Nos lecteurs trouveront peut-être que nous donnons à un détail d’ornement une importance exagérée ; mais ils voudront bien considérer qu’en ceci les sculpteurs de l’époque qui nous occupe particulièrement ont été créateurs : ils n’ont été chercher nulle part des modèles dans les arts antérieurs ; rien de pareil dans la sculpture romaine dont ils possédaient des fragments, ni dans la sculpture orientale qu’ils étaient à même de voir et d’étudier. Si nous avons donné un grand nombre d’exemples de ces crosses ou crochets, c’est que nous avons toujours entendu exprimer aux architectes étudiant l’architecture gothique la difficulté qu’ils éprouvaient, non-seulement à composer et faire exécuter cet ornement, si simple en apparence mais d’un caractère si tranché, mais encore à dessiner les crochets qu’ils avaient devant les yeux. Dans un style d’architecture, il n’y a pas, d’ailleurs, de détail insignifiant : la moindre moulure, l’ornement le plus modeste, ont une physionomie participant à l’ensemble, physionomie qu’il faut étudier et connaître.

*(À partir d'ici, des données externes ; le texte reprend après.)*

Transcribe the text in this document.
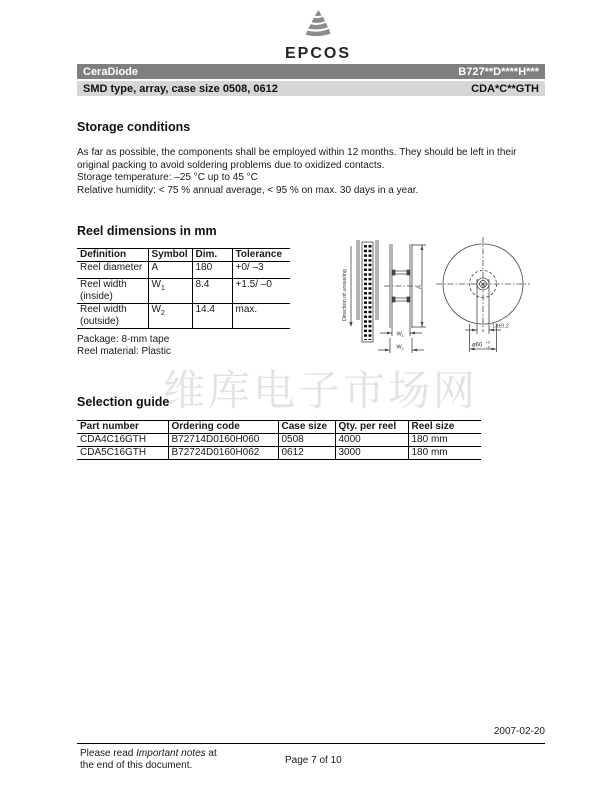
EPCOS
CeraDiode	B727**D****H***
SMD type, array, case size 0508, 0612	CDA*C**GTH
Storage conditions
As far as possible, the components shall be employed within 12 months. They should be left in their original packing to avoid soldering problems due to oxidized contacts.
Storage temperature: –25 °C up to 45 °C
Relative humidity: < 75 % annual average, < 95 % on max. 30 days in a year.
Reel dimensions in mm
Definition	Symbol	Dim.	Tolerance
Reel diameter	A	180	+0/ –3
Reel width (inside)	$W_1$	8.4	+1.5/ –0
Reel width (outside)	$W_2$	14.4	max.
Package: 8-mm tape
Reel material: Plastic
Direction of unreeling	A
W 1
W 2
13±0,2
ø60
+2
–0
维库电子市场网
Selection guide
Part number	Ordering code	Case size	Qty. per reel	Reel size
CDA4C16GTH	B72714D0160H060	0508	4000	180 mm
CDA5C16GTH	B72724D0160H062	0612	3000	180 mm
2007-02-20
Please read Important notes at
the end of this document.	Page 7 of 10
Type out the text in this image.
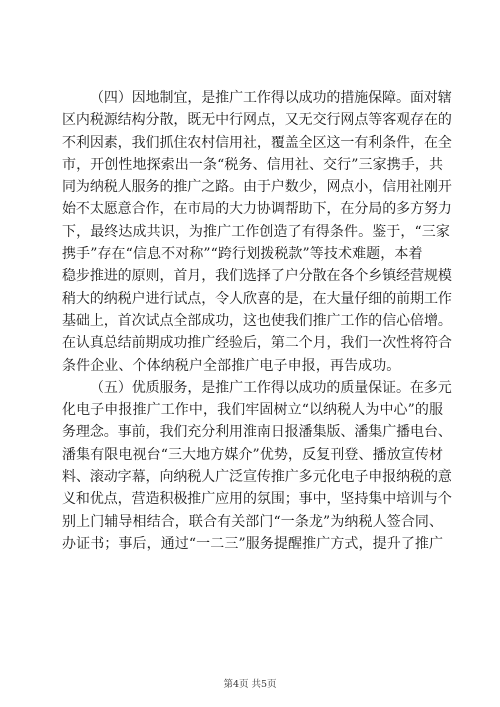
（四）因地制宜，是推广工作得以成功的措施保障。面对辖
区内税源结构分散，既无中行网点，又无交行网点等客观存在的
不利因素，我们抓住农村信用社，覆盖全区这一有利条件，在全
市，开创性地探索出一条“税务、信用社、交行”三家携手，共
同为纳税人服务的推广之路。由于户数少，网点小，信用社刚开
始不太愿意合作，在市局的大力协调帮助下，在分局的多方努力
下，最终达成共识，为推广工作创造了有得条件。鉴于，“三家
携手”存在“信息不对称”“跨行划拨税款”等技术难题，本着
稳步推进的原则，首月，我们选择了户分散在各个乡镇经营规模
稍大的纳税户进行试点，令人欣喜的是，在大量仔细的前期工作
基础上，首次试点全部成功，这也使我们推广工作的信心倍增。
在认真总结前期成功推广经验后，第二个月，我们一次性将符合
条件企业、个体纳税户全部推广电子申报，再告成功。
（五）优质服务，是推广工作得以成功的质量保证。在多元
化电子申报推广工作中，我们牢固树立“以纳税人为中心”的服
务理念。事前，我们充分利用淮南日报潘集版、潘集广播电台、
潘集有限电视台“三大地方媒介”优势，反复刊登、播放宣传材
料、滚动字幕，向纳税人广泛宣传推广多元化电子申报纳税的意
义和优点，营造积极推广应用的氛围；事中，坚持集中培训与个
别上门辅导相结合，联合有关部门“一条龙”为纳税人签合同、
办证书；事后，通过“一二三”服务提醒推广方式，提升了推广
第4页 共5页
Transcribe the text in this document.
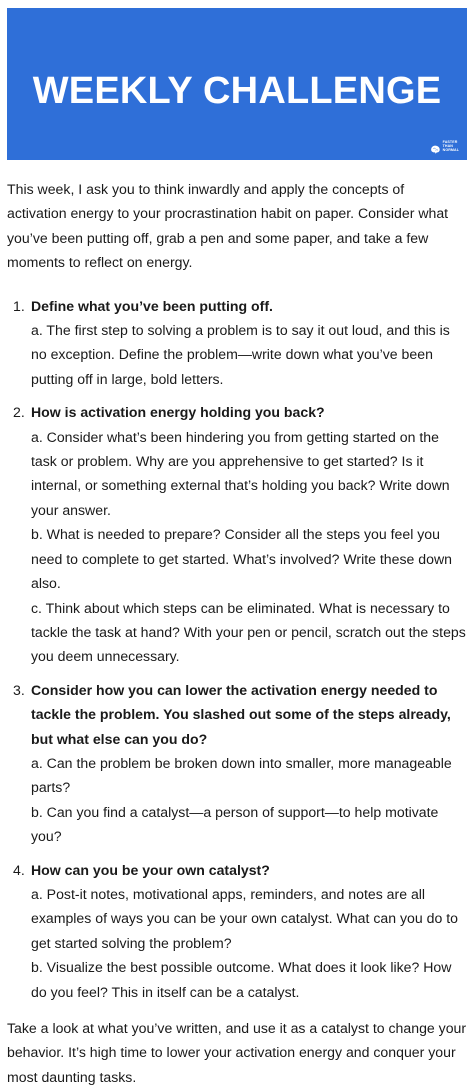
WEEKLY CHALLENGE
FASTER
THAN
NORMAL

This week, I ask you to think inwardly and apply the concepts of activation energy to your procrastination habit on paper. Consider what you’ve been putting off, grab a pen and some paper, and take a few moments to reflect on energy.

1. Define what you’ve been putting off.
a. The first step to solving a problem is to say it out loud, and this is no exception. Define the problem—write down what you’ve been putting off in large, bold letters.
2. How is activation energy holding you back?
a. Consider what’s been hindering you from getting started on the task or problem. Why are you apprehensive to get started? Is it internal, or something external that’s holding you back? Write down your answer.
b. What is needed to prepare? Consider all the steps you feel you need to complete to get started. What’s involved? Write these down also.
c. Think about which steps can be eliminated. What is necessary to tackle the task at hand? With your pen or pencil, scratch out the steps you deem unnecessary.
3. Consider how you can lower the activation energy needed to tackle the problem. You slashed out some of the steps already, but what else can you do?
a. Can the problem be broken down into smaller, more manageable parts?
b. Can you find a catalyst—a person of support—to help motivate you?
4. How can you be your own catalyst?
a. Post-it notes, motivational apps, reminders, and notes are all examples of ways you can be your own catalyst. What can you do to get started solving the problem?
b. Visualize the best possible outcome. What does it look like? How do you feel? This in itself can be a catalyst.

Take a look at what you’ve written, and use it as a catalyst to change your behavior. It’s high time to lower your activation energy and conquer your most daunting tasks.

CROIX, s. f. Crois. Pendant le moyen âge, on plaçait des croix de pierre ou de métal au sommet des édifices religieux, sur les chemins, à l’entrée des villes et dans les cimetières. Il est bon d’observer, tout d’abord, que l’image du Christ ne fut suspendue à la croix que vers le VIe ou VIIe siècle ; jusqu’alors, l’instrument de supplice, devenu sous Constantin le signe symbolique des chrétiens, fut représenté nu. Dans les catacombes de Rome, il existe des représentations de la croix, ornée de gemmes ; aux deux bras sont suspendues des lampes. Mais nous ne pensons pas qu’il existe une seule représentation peinte ou sculptée du crucifix avant le VIe siècle, et encore, à dater de cette époque jusqu’au XIIe siècle, ces images sont-elles fort rares (voy. Crucifix). Nous n’avons à nous occuper, dans cet article, que des croix qui tiennent à l’architecture, qui sont attachées à des monuments, ou qui constituent elles-mêmes de petits monuments isolés.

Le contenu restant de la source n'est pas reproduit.